MIT and Georgia Tech researchers have created a four-step process in which a robotic arm guided by a cell-detecting computer algorithm finds and records information from neurons in the living brain. A pipette is lowered to a target zone in the brain, then advanced until a neuron is detected. A seal is formed between the pipette and the cell, and a small pore is opened in the membrane to record the electrical activity within the cell. (Image: MIT and Georgia Tech)

The scientists also discovered that the method could determine the shape of the cell by injecting a dye; they are now working on extracting a cell’s contents to read its genetic profile.

They created a startup company, Neuromatic Devices, to commercialize the device.

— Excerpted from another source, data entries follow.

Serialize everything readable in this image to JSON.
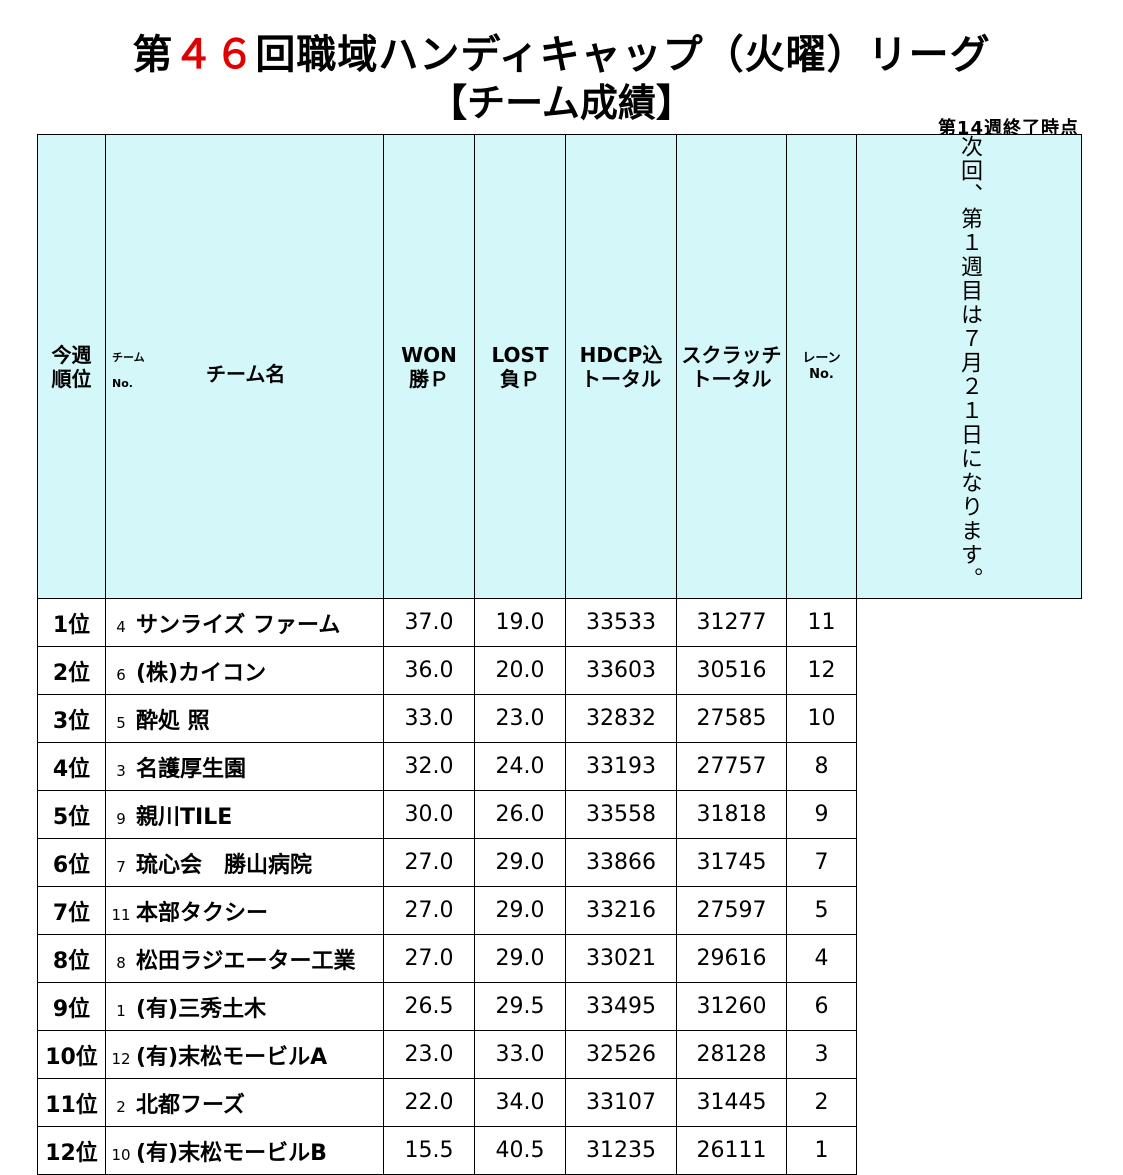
{
  "title": {
    "prefix": "第",
    "number": "４６",
    "suffix": "回職域ハンディキャップ（火曜）リーグ",
    "subtitle": "【チーム成績】"
  },
  "as_of": "第14週終了時点",
  "headers": {
    "rank_l1": "今週",
    "rank_l2": "順位",
    "team_l1": "チーム",
    "team_l2": "No.",
    "team_name": "チーム名",
    "won_l1": "WON",
    "won_l2": "勝Ｐ",
    "lost_l1": "LOST",
    "lost_l2": "負Ｐ",
    "hdcp_l1": "HDCP込",
    "hdcp_l2": "トータル",
    "scr_l1": "スクラッチ",
    "scr_l2": "トータル",
    "lane_l1": "レーン",
    "lane_l2": "No."
  },
  "rows": [
    {
      "rank": "1位",
      "no": "4",
      "team": "サンライズ ファーム",
      "won": "37.0",
      "lost": "19.0",
      "hdcp": "33533",
      "scratch": "31277",
      "lane": "11"
    },
    {
      "rank": "2位",
      "no": "6",
      "team": "(株)カイコン",
      "won": "36.0",
      "lost": "20.0",
      "hdcp": "33603",
      "scratch": "30516",
      "lane": "12"
    },
    {
      "rank": "3位",
      "no": "5",
      "team": "酔処 照",
      "won": "33.0",
      "lost": "23.0",
      "hdcp": "32832",
      "scratch": "27585",
      "lane": "10"
    },
    {
      "rank": "4位",
      "no": "3",
      "team": "名護厚生園",
      "won": "32.0",
      "lost": "24.0",
      "hdcp": "33193",
      "scratch": "27757",
      "lane": "8"
    },
    {
      "rank": "5位",
      "no": "9",
      "team": "親川TILE",
      "won": "30.0",
      "lost": "26.0",
      "hdcp": "33558",
      "scratch": "31818",
      "lane": "9"
    },
    {
      "rank": "6位",
      "no": "7",
      "team": "琉心会　勝山病院",
      "won": "27.0",
      "lost": "29.0",
      "hdcp": "33866",
      "scratch": "31745",
      "lane": "7"
    },
    {
      "rank": "7位",
      "no": "11",
      "team": "本部タクシー",
      "won": "27.0",
      "lost": "29.0",
      "hdcp": "33216",
      "scratch": "27597",
      "lane": "5"
    },
    {
      "rank": "8位",
      "no": "8",
      "team": "松田ラジエーター工業",
      "won": "27.0",
      "lost": "29.0",
      "hdcp": "33021",
      "scratch": "29616",
      "lane": "4"
    },
    {
      "rank": "9位",
      "no": "1",
      "team": "(有)三秀土木",
      "won": "26.5",
      "lost": "29.5",
      "hdcp": "33495",
      "scratch": "31260",
      "lane": "6"
    },
    {
      "rank": "10位",
      "no": "12",
      "team": "(有)末松モービルA",
      "won": "23.0",
      "lost": "33.0",
      "hdcp": "32526",
      "scratch": "28128",
      "lane": "3"
    },
    {
      "rank": "11位",
      "no": "2",
      "team": "北都フーズ",
      "won": "22.0",
      "lost": "34.0",
      "hdcp": "33107",
      "scratch": "31445",
      "lane": "2"
    },
    {
      "rank": "12位",
      "no": "10",
      "team": "(有)末松モービルB",
      "won": "15.5",
      "lost": "40.5",
      "hdcp": "31235",
      "scratch": "26111",
      "lane": "1"
    }
  ],
  "note": "次回、第１週目は７月２１日になります。"
}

The investigators are now working to scale up the number of electrodes so they can record from multiple neurons at a time to determine how different parts of the brain are connected.

Boyden believes that this is just the beginning of using robotics in neuroscience to study living animals. A robot of this caliber could be used to infuse drugs at targeted points in the brain or to deliver gene therapy vectors. He hopes that it will inspire neuroscientists to pursue other robotic automation for optogenetic applications.

The study appeared in the May 6 issue of Nature Methods.